Wang, Xiaohong; Smalter, Aaron; Huan, Jun; Lushington, Gerald H
2009-01-01
Structured data including sets, sequences, trees and graphs, pose significant challenges to fundamental aspects of data management such as efficient storage, indexing, and similarity search. With the fast accumulation of graph databases, similarity search in graph databases has emerged as an important research topic. Graph similarity search has applications in a wide range of domains including cheminformatics, bioinformatics, sensor network management, social network management, and XML documents, among others.Most of the current graph indexing methods focus on subgraph query processing, i.e. determining the set of database graphs that contains the query graph and hence do not directly support similarity search. In data mining and machine learning, various graph kernel functions have been designed to capture the intrinsic similarity of graphs. Though successful in constructing accurate predictive and classification models for supervised learning, graph kernel functions have (i) high computational complexity and (ii) non-trivial difficulty to be indexed in a graph database.Our objective is to bridge graph kernel function and similarity search in graph databases by proposing (i) a novel kernel-based similarity measurement and (ii) an efficient indexing structure for graph data management. Our method of similarity measurement builds upon local features extracted from each node and their neighboring nodes in graphs.

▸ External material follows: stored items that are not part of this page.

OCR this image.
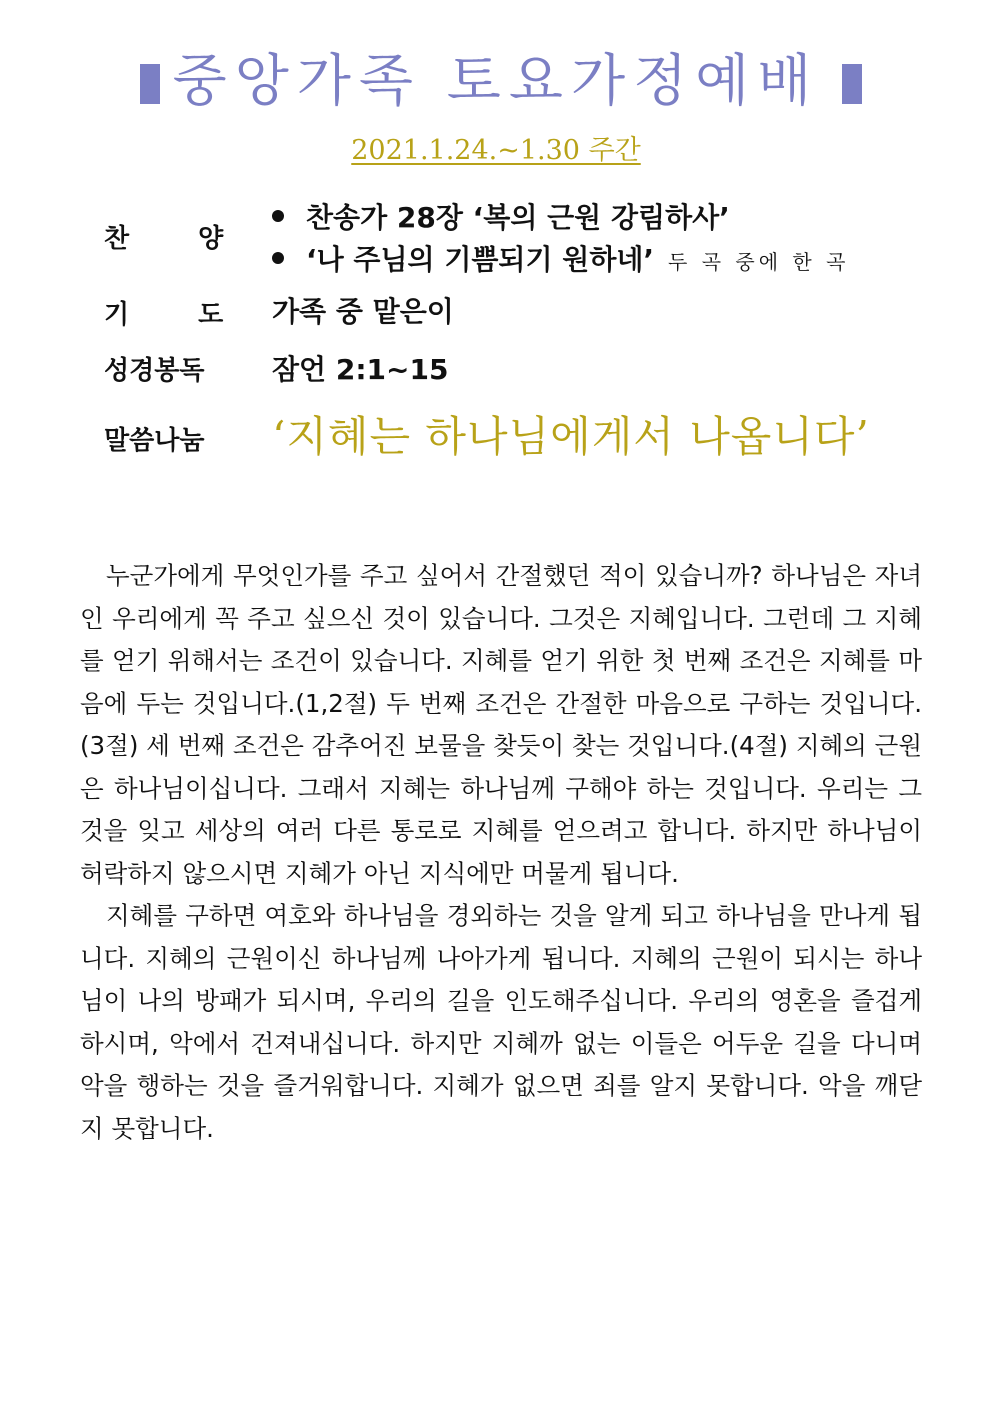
중앙가족 토요가정예배
2021.1.24.~1.30 주간
찬 양
찬송가 28장 ‘복의 근원 강림하사’
‘나 주님의 기쁨되기 원하네’ 두 곡 중에 한 곡
기 도 가족 중 맡은이
성경봉독 잠언 2:1~15
말씀나눔 ‘지혜는 하나님에게서 나옵니다’

누군가에게 무엇인가를 주고 싶어서 간절했던 적이 있습니까? 하나님은 자녀인 우리에게 꼭 주고 싶으신 것이 있습니다. 그것은 지혜입니다. 그런데 그 지혜를 얻기 위해서는 조건이 있습니다. 지혜를 얻기 위한 첫 번째 조건은 지혜를 마음에 두는 것입니다.(1,2절) 두 번째 조건은 간절한 마음으로 구하는 것입니다.(3절) 세 번째 조건은 감추어진 보물을 찾듯이 찾는 것입니다.(4절) 지혜의 근원은 하나님이십니다. 그래서 지혜는 하나님께 구해야 하는 것입니다. 우리는 그것을 잊고 세상의 여러 다른 통로로 지혜를 얻으려고 합니다. 하지만 하나님이 허락하지 않으시면 지혜가 아닌 지식에만 머물게 됩니다.

지혜를 구하면 여호와 하나님을 경외하는 것을 알게 되고 하나님을 만나게 됩니다. 지혜의 근원이신 하나님께 나아가게 됩니다. 지혜의 근원이 되시는 하나님이 나의 방패가 되시며, 우리의 길을 인도해주십니다. 우리의 영혼을 즐겁게 하시며, 악에서 건져내십니다. 하지만 지혜까 없는 이들은 어두운 길을 다니며 악을 행하는 것을 즐거워합니다. 지혜가 없으면 죄를 알지 못합니다. 악을 깨닫지 못합니다.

A hash table is utilized to support efficient storage and fast search of the extracted local features. Using the hash table, a graph kernel function is defined to capture the intrinsic similarity of graphs and for fast similarity query processing. We have implemented our method, which we have named G-hash, and have demonstrated its utility on large chemical graph databases. Our results show that the G-hash method achieves state-of-the-art performance for k-nearest neighbor (k-NN) classification. Most importantly, the new similarity measurement and the index structure is scalable to large database with smaller indexing size, faster indexing construction time, and faster query processing time as compared to state-of-the-art indexing methods such as C-tree, gIndex, and GraphGrep.